Well, error codes are not special constructs in any way. And exceptions can be easily overused. So you have to draw the line somewhere. Rust just choose the balance where facing an exception is truly exceptional :)

quotemstr · on Jan 22, 2018

"Exceptions are for exceptional conditions" is a meme that I wish would just die. Its origin lies in 1990s C++ compilers, which were extremely inefficient when dispatching exceptions, leading programmers, as a pragmatic measure, to use error codes for "expected" errors and exceptions only for cases thought to occur infrequently.

We've long since past the time that we have to worry about such concerns. "Exceptions for exceptional errors" just means that you have to write code that both cares about exception safety and propagates error codes from subroutines. It's the worst of both worlds.

Just use exceptions for all errors. It's elegant.

geofft · on Jan 22, 2018

It's not elegant - it means that every single exception raised by any function you call, or any function they might call, and so forth, is now part of your API. If you're an HTTPS library, and you're using some OpenSSL bindings for certificate validation, OpenSSLCertificateValidationError is part of your API because callers are now catching that. If you switch to BoringSSL or NSS or whatever, callers won't be expecting BoringSSLCertificateValidationError or NSSMismatchedCertsException.

Java has a particularly inelegant and ugly solution here involving declaring what types of exceptions might be thrown. But that still doesn't change the fact that changing that list is an API change, it just makes it more explicit.

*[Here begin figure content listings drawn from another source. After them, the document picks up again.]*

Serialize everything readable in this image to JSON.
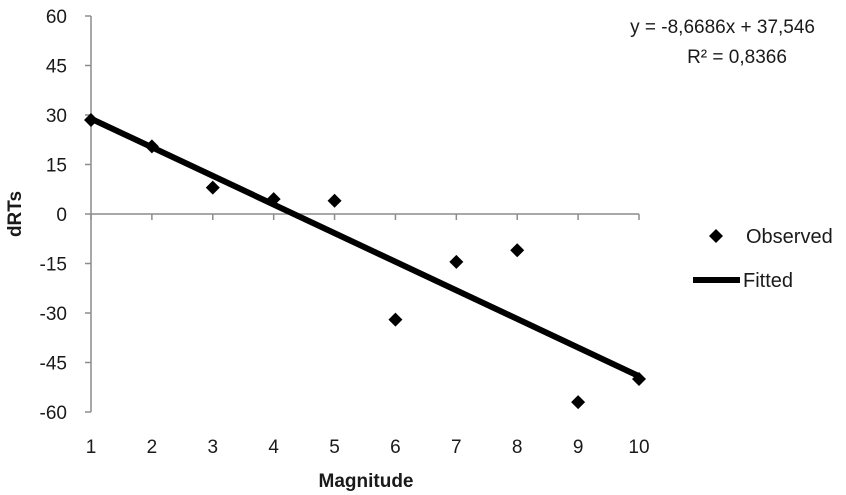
{
  "chart_data": {
    "type": "scatter",
    "title": "",
    "xlabel": "Magnitude",
    "ylabel": "dRTs",
    "xlim": [
      1,
      10
    ],
    "ylim": [
      -60,
      60
    ],
    "x_ticks": [
      1,
      2,
      3,
      4,
      5,
      6,
      7,
      8,
      9,
      10
    ],
    "y_ticks": [
      60,
      45,
      30,
      15,
      0,
      -15,
      -30,
      -45,
      -60
    ],
    "grid": false,
    "legend_position": "right",
    "series": [
      {
        "name": "Observed",
        "kind": "scatter",
        "marker": "diamond",
        "color": "#000000",
        "x": [
          1,
          2,
          3,
          4,
          5,
          6,
          7,
          8,
          9,
          10
        ],
        "y": [
          28.5,
          20.5,
          8,
          4.5,
          4,
          -32,
          -14.5,
          -11,
          -57,
          -50
        ]
      },
      {
        "name": "Fitted",
        "kind": "line",
        "color": "#000000",
        "x": [
          1,
          10
        ],
        "y": [
          28.88,
          -49.14
        ]
      }
    ],
    "annotations": {
      "equation": "y = -8,6686x + 37,546",
      "r_squared": "R² = 0,8366"
    }
  }
}
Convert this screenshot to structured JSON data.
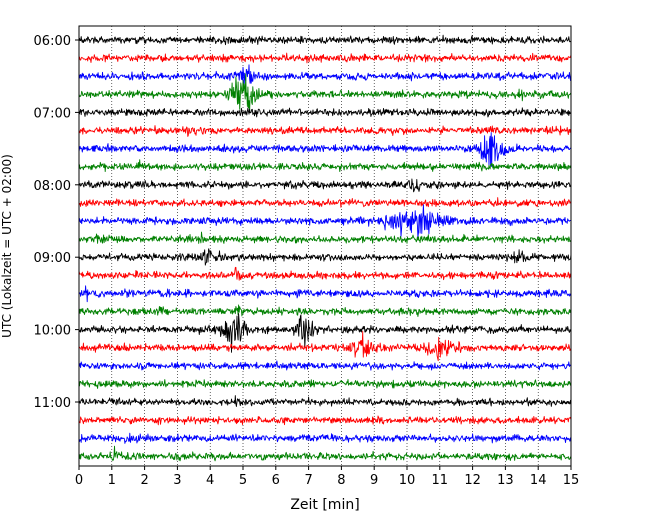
{
  "chart_data": {
    "type": "line",
    "title": "",
    "xlabel": "Zeit  [min]",
    "ylabel": "UTC (Lokalzeit = UTC + 02:00)",
    "xlim": [
      0,
      15
    ],
    "x_ticks": [
      "0",
      "1",
      "2",
      "3",
      "4",
      "5",
      "6",
      "7",
      "8",
      "9",
      "10",
      "11",
      "12",
      "13",
      "14",
      "15"
    ],
    "y_tick_labels": [
      "06:00",
      "07:00",
      "08:00",
      "09:00",
      "10:00",
      "11:00"
    ],
    "row_interval_min": 15,
    "grid": "vertical dotted at each minute",
    "colors": [
      "#000000",
      "#ff0000",
      "#0000ff",
      "#008000"
    ],
    "rows": [
      {
        "start": "06:00",
        "color": "#000000",
        "events": []
      },
      {
        "start": "06:15",
        "color": "#ff0000",
        "events": []
      },
      {
        "start": "06:30",
        "color": "#0000ff",
        "events": [
          {
            "t": 5.1,
            "amp": 3.5,
            "dur": 0.4
          }
        ]
      },
      {
        "start": "06:45",
        "color": "#008000",
        "events": [
          {
            "t": 5.0,
            "amp": 5.5,
            "dur": 0.6
          },
          {
            "t": 13.5,
            "amp": 1.0,
            "dur": 0.2
          }
        ]
      },
      {
        "start": "07:00",
        "color": "#000000",
        "events": []
      },
      {
        "start": "07:15",
        "color": "#ff0000",
        "events": [
          {
            "t": 3.3,
            "amp": 1.0,
            "dur": 0.2
          }
        ]
      },
      {
        "start": "07:30",
        "color": "#0000ff",
        "events": [
          {
            "t": 12.6,
            "amp": 4.5,
            "dur": 0.8
          }
        ]
      },
      {
        "start": "07:45",
        "color": "#008000",
        "events": [
          {
            "t": 1.9,
            "amp": 0.8,
            "dur": 0.2
          }
        ]
      },
      {
        "start": "08:00",
        "color": "#000000",
        "events": [
          {
            "t": 10.2,
            "amp": 2.0,
            "dur": 0.3
          }
        ]
      },
      {
        "start": "08:15",
        "color": "#ff0000",
        "events": []
      },
      {
        "start": "08:30",
        "color": "#0000ff",
        "events": [
          {
            "t": 10.2,
            "amp": 4.0,
            "dur": 1.6
          }
        ]
      },
      {
        "start": "08:45",
        "color": "#008000",
        "events": [
          {
            "t": 0.6,
            "amp": 0.9,
            "dur": 0.2
          },
          {
            "t": 3.7,
            "amp": 0.8,
            "dur": 0.2
          }
        ]
      },
      {
        "start": "09:00",
        "color": "#000000",
        "events": [
          {
            "t": 4.0,
            "amp": 1.5,
            "dur": 0.8
          },
          {
            "t": 13.4,
            "amp": 1.6,
            "dur": 0.3
          }
        ]
      },
      {
        "start": "09:15",
        "color": "#ff0000",
        "events": [
          {
            "t": 4.8,
            "amp": 1.5,
            "dur": 0.2
          }
        ]
      },
      {
        "start": "09:30",
        "color": "#0000ff",
        "events": [
          {
            "t": 0.2,
            "amp": 1.2,
            "dur": 0.2
          },
          {
            "t": 1.5,
            "amp": 0.8,
            "dur": 0.3
          }
        ]
      },
      {
        "start": "09:45",
        "color": "#008000",
        "events": [
          {
            "t": 2.5,
            "amp": 0.8,
            "dur": 0.2
          },
          {
            "t": 4.8,
            "amp": 1.5,
            "dur": 0.2
          }
        ]
      },
      {
        "start": "10:00",
        "color": "#000000",
        "events": [
          {
            "t": 4.7,
            "amp": 4.5,
            "dur": 0.6
          },
          {
            "t": 6.9,
            "amp": 4.0,
            "dur": 0.6
          }
        ]
      },
      {
        "start": "10:15",
        "color": "#ff0000",
        "events": [
          {
            "t": 8.7,
            "amp": 3.0,
            "dur": 0.7
          },
          {
            "t": 11.0,
            "amp": 2.8,
            "dur": 0.8
          }
        ]
      },
      {
        "start": "10:30",
        "color": "#0000ff",
        "events": []
      },
      {
        "start": "10:45",
        "color": "#008000",
        "events": []
      },
      {
        "start": "11:00",
        "color": "#000000",
        "events": [
          {
            "t": 4.8,
            "amp": 1.0,
            "dur": 0.2
          }
        ]
      },
      {
        "start": "11:15",
        "color": "#ff0000",
        "events": []
      },
      {
        "start": "11:30",
        "color": "#0000ff",
        "events": [
          {
            "t": 1.6,
            "amp": 0.8,
            "dur": 0.3
          }
        ]
      },
      {
        "start": "11:45",
        "color": "#008000",
        "events": [
          {
            "t": 1.1,
            "amp": 1.5,
            "dur": 0.2
          }
        ]
      }
    ]
  }
}
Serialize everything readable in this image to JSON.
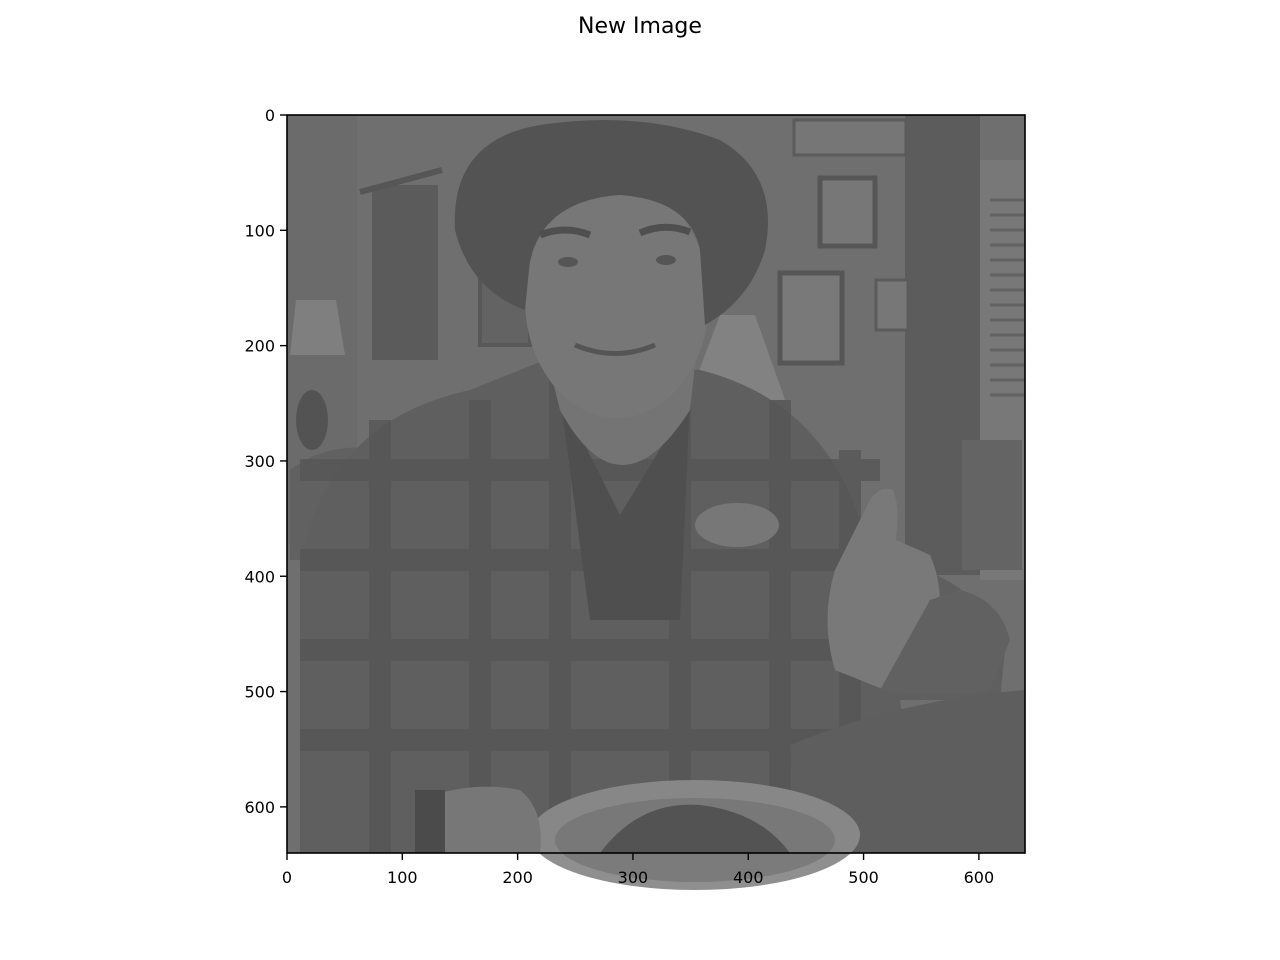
{
  "figure": {
    "title": "New Image"
  },
  "chart_data": {
    "type": "image",
    "title": "New Image",
    "xlabel": "",
    "ylabel": "",
    "xlim": [
      0,
      640
    ],
    "ylim": [
      640,
      0
    ],
    "y_inverted": true,
    "xticks": [
      0,
      100,
      200,
      300,
      400,
      500,
      600
    ],
    "yticks": [
      0,
      100,
      200,
      300,
      400,
      500,
      600
    ],
    "grid": false,
    "colormap": "gray",
    "image_content": "grayscale low-contrast photo of a smiling man in a plaid flannel shirt giving a thumbs-up, seated at a wooden dining table with a plate of food in the foreground; framed pictures, a lamp and window blinds in the background"
  },
  "colors": {
    "image_base": "#6f6f6f",
    "image_dark": "#4a4a4a",
    "image_light": "#8a8a8a",
    "axis": "#000000"
  }
}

So if you care about API stability (and I firmly believe that no solution that ignores API stability is "elegant" - it is at best "cute"), you're basically required to catch the vast majority of exceptions your own dependencies generate and translate them to your own exception types. You'll need to make a MyHTTPLibCertificateValidationError, unwrap the contents of OpenSSLValidationError, and put them in the new object, or you can never switch away from OpenSSL without an API break. And you want your dependencies to follow the same discipline.

At that point, as I said above, why use unwinding? None of the exceptions in your program can safely pass more than one level of the call stack at a time; each level has to explicitly approve raising it another level or wrap the exception in its own type (or handle it). The only ones that can really unwind are standard library ones like OutOfMemoryError that are expected to go all the way up the call stack to the top of the program or at best the top of the current request, print or otherwise log a backtrace, and abort the entire thing in progress - i.e., exceptional conditions. Exceptions for expected conditions are a different thing entirely, precisely because you don't want unwinding, you want step-by-step propagation.

This has nothing to do with efficiency. This has to do with correctness and robustness.

And you get your syntactic elegance with a library for translating and wrapping error objects, like https://docs.rs/error-chain , combined with syntax for immediately translating and returning errors from dependencies, like https://doc.rust-lang.org/book/second-edition/ch09-02-recove... .

vvanders · on Jan 22, 2018

Except that exceptions need RTTI information and so you'll see binary size increase as you start using them.

Some compilers even won't let you use them without turning on full-blown RTTI(or doing it implicitly for you) which is even worse.

imron · on Jan 22, 2018

Not in C (which does not have exceptions) and not in C++ when doing what the parent suggested (calling malloc, not new).